Large cohort studies under simple random sampling could be prohibitive to conduct with a limited budget for epidemiological studies seeking to relate a failure time to some exposure variables that are expensive to obtain. In this case, two-phase studies are desirable. Failure-time-dependent sampling (FDS) is a commonly used cost-effective sampling strategy in such studies. To enhance study efficiency upon FDS, counting the auxiliary information of the expensive variables into both sampling design and statistical analysis is necessary.
In survival analysis, it's commonly assumed that all subjects in a study will eventually experience the event of interest. However, this assumption may not hold in various scenarios. For example, when studying the time until a patient progresses or relapses from a disease, those who are cured will never experience the event. These subjects are often labeled as ``long-term survivors'' or ``cured'', and their survival time is treated as infinite. When survival data include a fraction of long-term survivors, censored observations encompass both uncured individuals, for whom the event wasn't observed, and cured individuals who won't experience the event.

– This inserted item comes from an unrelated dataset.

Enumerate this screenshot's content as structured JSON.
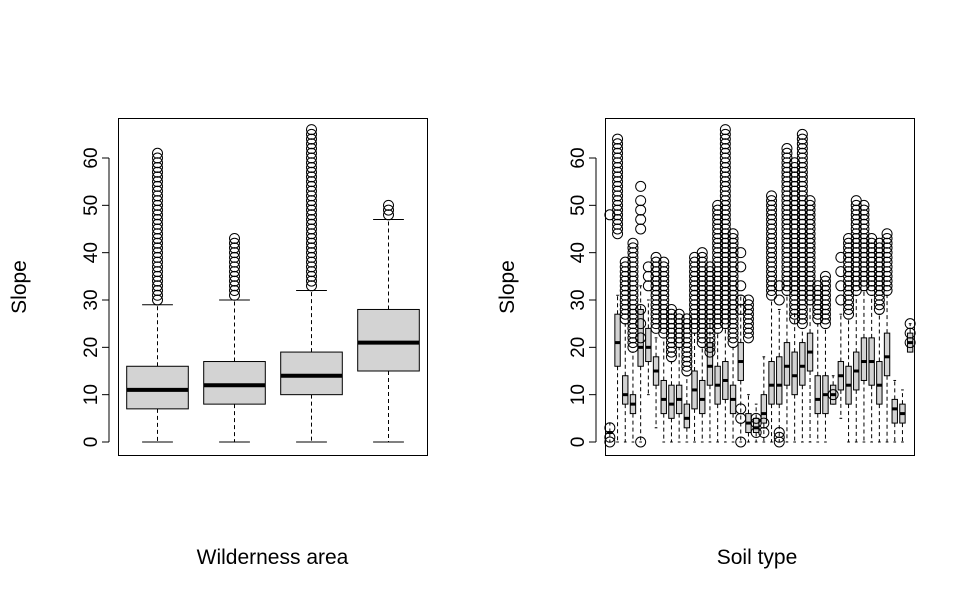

Consequently, the cure status is unknown, and survival data comprise a mixture of cured and uncured individuals that can't be distinguished beforehand. Cure models are survival models designed to address this characteristic.
Chapter~2 discusses the semiparametric inference for a two-phase failure-time-auxiliary-dependent sampling (FADS) design that allows the probability of obtaining the expensive exposures to depend on both the failure time and cheaply available auxiliary variables. Chapter~3 considers the generalized case-cohort design for studies with a cure fraction. A few directions for future research are discussed in Chapter~4.